Surprise strike paralyses Nepal
Only 30 days are left for the framing of Nepal`s new Constitution.
Kathmandu: With only 30 days left for the framing of the country`s new Constitution, nine ethnic and indigenous groups on Wednesday enforced a surprise strike in Nepal, paralysing Kathmandu valley and outer districts and leaving thousands of people in the lurch.
Tales of violence began to pour in with protesters vandalising nearly two dozen vehicles while schools, shops and businesses mostly remained closed.
The Tamsaling United Struggle Committee, an ethnic organisation of Tamangs, a Buddhist people who are among the most disadvantaged and the biggest prey of traffickers, and the Newa Autonomous State Cooperative Struggle Committee, an organisation of Newars, the original inhabitants of Kathmandu valley, enforced the general strike after talks with the government broke down on Tuesday.

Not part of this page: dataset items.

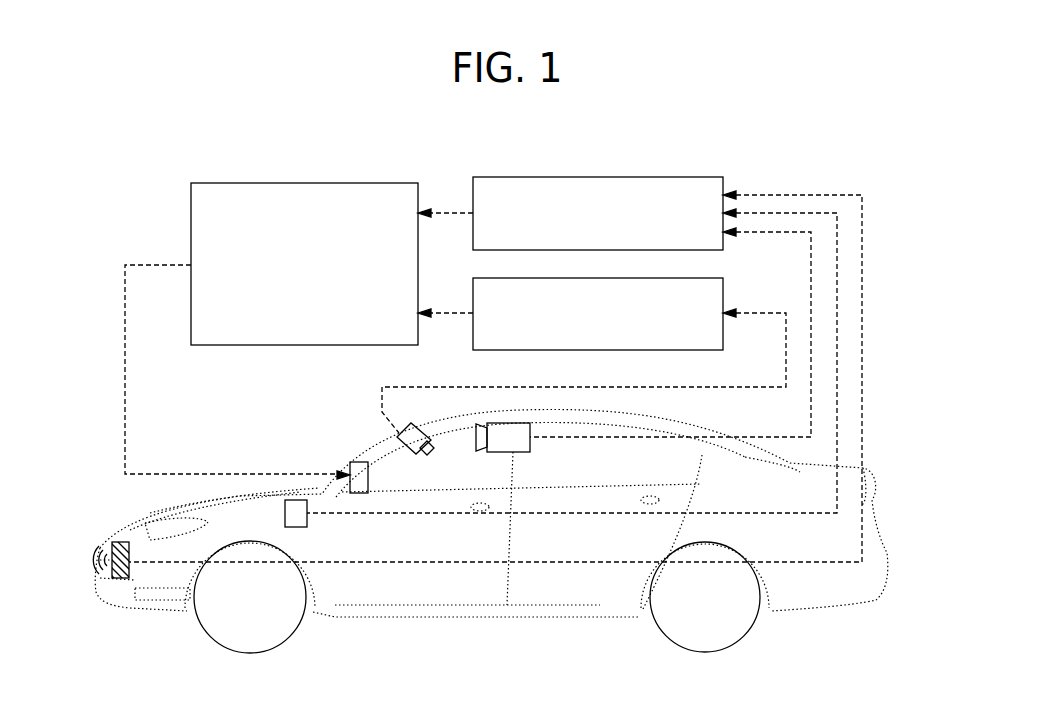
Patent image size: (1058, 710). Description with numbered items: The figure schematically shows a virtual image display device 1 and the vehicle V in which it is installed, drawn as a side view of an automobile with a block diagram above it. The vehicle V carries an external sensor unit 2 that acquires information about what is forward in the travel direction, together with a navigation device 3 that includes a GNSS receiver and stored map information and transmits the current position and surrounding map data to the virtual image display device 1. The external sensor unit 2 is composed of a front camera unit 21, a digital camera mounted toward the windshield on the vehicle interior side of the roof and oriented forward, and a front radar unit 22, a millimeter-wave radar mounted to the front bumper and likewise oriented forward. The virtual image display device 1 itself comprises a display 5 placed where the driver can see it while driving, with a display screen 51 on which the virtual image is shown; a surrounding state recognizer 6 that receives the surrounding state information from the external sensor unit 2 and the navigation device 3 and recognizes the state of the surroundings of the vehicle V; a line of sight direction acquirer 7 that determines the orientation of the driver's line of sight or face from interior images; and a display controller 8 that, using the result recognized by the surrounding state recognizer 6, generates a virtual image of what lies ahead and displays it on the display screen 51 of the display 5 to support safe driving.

The virtual image display device 1 is at (493, 341).
The external sensor unit 2 is at (97, 595).
The navigation device 3 is at (285, 513).
The display 5 is at (358, 462).
The display screen 51 is at (368, 478).
The surrounding state recognizer 6 is at (669, 186).
The line of sight direction acquirer 7 is at (722, 289).
The display controller 8 is at (350, 197).
The front camera unit 21 is at (531, 428).
The front radar unit 22 is at (122, 578).
The vehicle V is at (913, 514).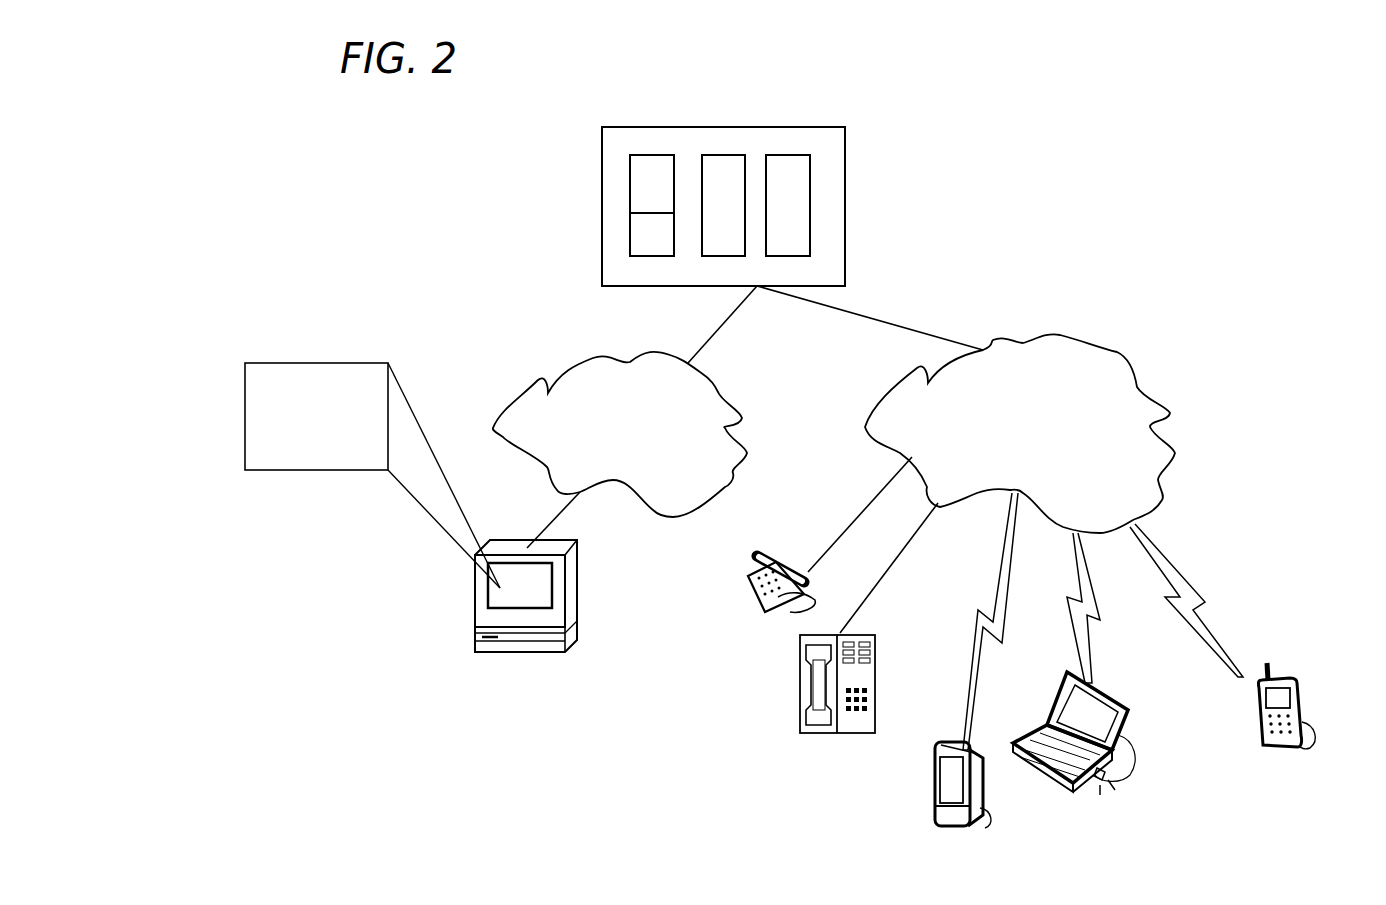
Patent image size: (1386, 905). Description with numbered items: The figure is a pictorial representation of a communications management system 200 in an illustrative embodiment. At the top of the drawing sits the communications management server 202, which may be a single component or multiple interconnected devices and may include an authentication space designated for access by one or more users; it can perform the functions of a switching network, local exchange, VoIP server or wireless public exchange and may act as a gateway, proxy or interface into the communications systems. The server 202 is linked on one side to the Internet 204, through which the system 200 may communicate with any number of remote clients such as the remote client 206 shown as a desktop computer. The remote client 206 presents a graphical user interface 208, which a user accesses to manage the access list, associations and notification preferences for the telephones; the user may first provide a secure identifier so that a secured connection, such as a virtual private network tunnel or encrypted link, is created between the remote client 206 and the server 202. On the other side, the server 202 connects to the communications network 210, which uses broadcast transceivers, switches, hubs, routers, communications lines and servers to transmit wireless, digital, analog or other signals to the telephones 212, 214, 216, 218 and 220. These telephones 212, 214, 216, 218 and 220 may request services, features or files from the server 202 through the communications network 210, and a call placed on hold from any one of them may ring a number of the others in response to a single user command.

The communications management system 200 is at (290, 180).
The communications management server 202 is at (829, 142).
The Internet 204 is at (638, 460).
The remote client 206 is at (468, 629).
The graphical user interface 208 is at (299, 465).
The communications network 210 is at (1036, 460).
The telephone 212 is at (823, 552).
The telephone 214 is at (869, 636).
The telephone 216 is at (976, 679).
The telephone 218 is at (1092, 664).
The telephone 220 is at (1222, 657).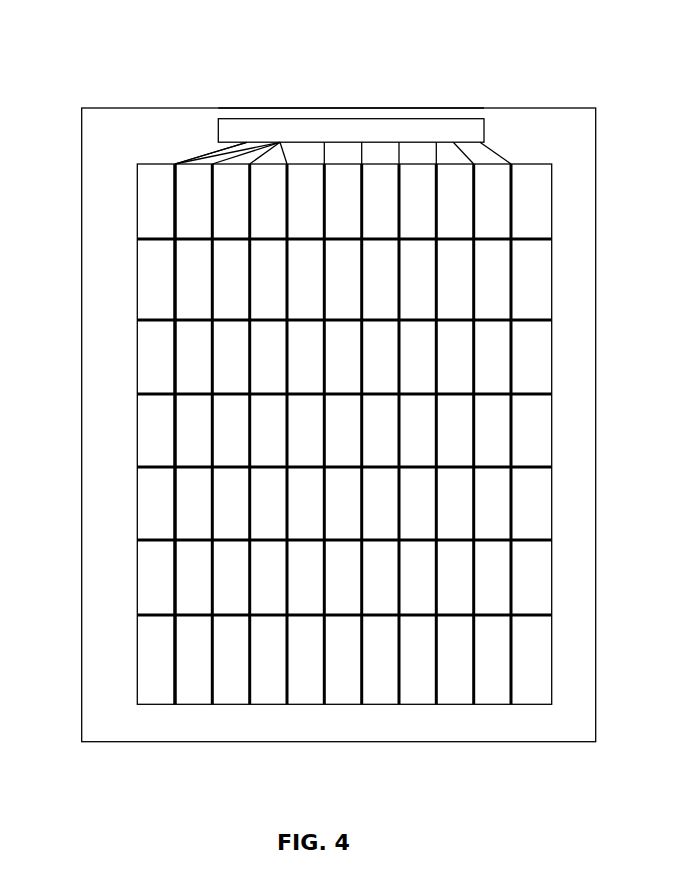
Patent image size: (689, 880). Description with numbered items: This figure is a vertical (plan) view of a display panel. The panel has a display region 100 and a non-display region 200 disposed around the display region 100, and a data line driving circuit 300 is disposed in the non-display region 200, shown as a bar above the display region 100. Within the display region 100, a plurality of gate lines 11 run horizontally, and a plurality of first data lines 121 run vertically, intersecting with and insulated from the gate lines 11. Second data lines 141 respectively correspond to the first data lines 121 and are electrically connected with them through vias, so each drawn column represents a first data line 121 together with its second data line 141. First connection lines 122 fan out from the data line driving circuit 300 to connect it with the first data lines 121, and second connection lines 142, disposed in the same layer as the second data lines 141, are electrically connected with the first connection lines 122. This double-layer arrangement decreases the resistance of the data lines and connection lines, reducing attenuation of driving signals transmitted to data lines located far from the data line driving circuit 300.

The display region 100 is at (529, 163).
The non-display region 200 is at (492, 122).
The data line driving circuit 300 is at (387, 127).
The gate lines 11 is at (153, 239).
The first data lines 121 is at (174, 190).
The second data lines 141 is at (133, 379).
The first connection lines 122 is at (212, 151).
The second connection lines 142 is at (211, 153).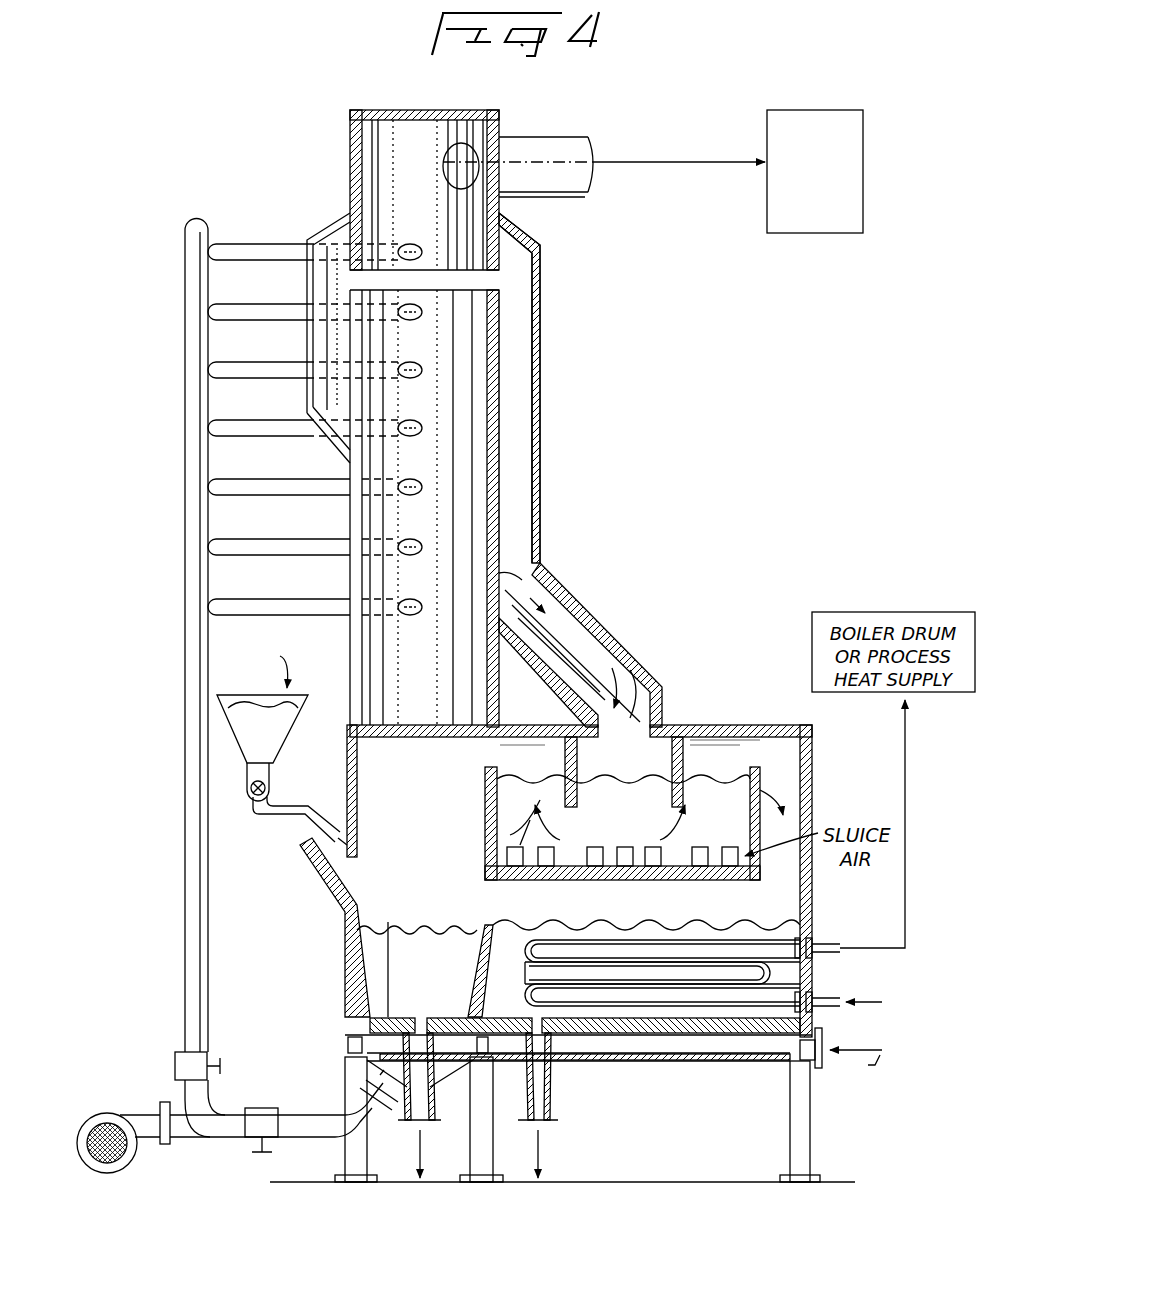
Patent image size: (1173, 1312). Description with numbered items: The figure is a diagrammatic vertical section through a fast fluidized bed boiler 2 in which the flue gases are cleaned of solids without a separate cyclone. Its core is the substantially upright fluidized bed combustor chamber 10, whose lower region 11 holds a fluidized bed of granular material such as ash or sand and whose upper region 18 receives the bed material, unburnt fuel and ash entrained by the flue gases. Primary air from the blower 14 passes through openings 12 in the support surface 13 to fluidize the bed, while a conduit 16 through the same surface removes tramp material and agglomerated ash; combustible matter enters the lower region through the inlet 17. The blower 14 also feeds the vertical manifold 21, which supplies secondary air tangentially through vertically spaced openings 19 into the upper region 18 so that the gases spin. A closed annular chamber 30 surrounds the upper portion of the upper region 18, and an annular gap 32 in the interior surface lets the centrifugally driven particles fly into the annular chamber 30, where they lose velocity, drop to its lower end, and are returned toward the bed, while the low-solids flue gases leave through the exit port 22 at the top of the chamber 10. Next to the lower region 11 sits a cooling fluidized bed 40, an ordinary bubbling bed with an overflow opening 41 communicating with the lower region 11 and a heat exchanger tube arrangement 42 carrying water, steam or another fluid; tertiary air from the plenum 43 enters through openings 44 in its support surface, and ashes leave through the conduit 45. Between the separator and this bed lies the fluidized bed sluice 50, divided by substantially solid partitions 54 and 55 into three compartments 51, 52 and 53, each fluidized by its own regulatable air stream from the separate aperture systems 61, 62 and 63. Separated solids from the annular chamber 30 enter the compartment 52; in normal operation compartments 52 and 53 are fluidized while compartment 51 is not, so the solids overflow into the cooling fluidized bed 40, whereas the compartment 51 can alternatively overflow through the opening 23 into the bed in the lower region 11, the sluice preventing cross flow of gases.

The fast fluidized bed boiler 2 is at (262, 185).
The fluidized bed combustor chamber 10 is at (505, 530).
The lower region 11 is at (378, 955).
The openings 12 is at (393, 925).
The support surface 13 is at (375, 1025).
The blower 14 is at (132, 1150).
The conduit 16 is at (420, 1118).
The inlet 17 is at (337, 881).
The upper region 18 is at (476, 435).
The openings 19 is at (405, 250).
The vertical manifold 21 is at (185, 440).
The exit port 22 is at (462, 152).
The opening 23 is at (487, 800).
The annular chamber 30 is at (540, 362).
The annular gap 32 is at (499, 272).
The cooling fluidized bed 40 is at (790, 930).
The overflow opening 41 is at (465, 918).
The heat exchanger tube arrangement 42 is at (768, 965).
The plenum 43 is at (808, 1068).
The openings 44 is at (748, 1037).
The conduit 45 is at (552, 1113).
The fluidized bed sluice 50 is at (785, 822).
The compartment 51 is at (545, 763).
The compartment 52 is at (635, 765).
The compartment 53 is at (730, 765).
The partition 54 is at (558, 757).
The partition 55 is at (684, 760).
The fluidizing aperture system 61 is at (525, 868).
The fluidizing aperture system 62 is at (610, 868).
The fluidizing aperture system 63 is at (700, 868).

Nearly 17 ethnic and adivasi communities are members of the two organisations, who are demanding a guarantee from the Jhala Nath Khanal government that the Constitution would be enforced May 28, as per schedule, and that it will pave the way for autonomous federal states.
The protesters walked out of the negotiations called by the Maoist-led Peace Ministry on Tuesday alleging that none of the top political party leaders had turned up and refusing to hold talks with aides.
Capital city Kathmandu, despite the large presence of security forces, was badly hit by the strike call with public transport disappearing from the roads and shops on main thoroughfares remaining closed after protesters flexed their muscle.
Besides Kathmandu`s neighbouring cities Lalitpur and Bhaktapur, 10 more districts in central and eastern Nepal, where the groups have their strongholds, remained crippled.
Parts of western Nepal also faced a shutdown due to a strike called by a Tharu organisation. The Tharus, an indigenous community, have been demanding a Tharu state in the southern plains.
The strike comes in the midst of a tourism campaign started by the government this year to attract one million air-borne tourists.
On the eve of the Nepal Tourism Year 2011 campaign, all the major parties had pledged not to call any general strikes in 2011 to boost the campaign, a promise that has been broken repeatedly.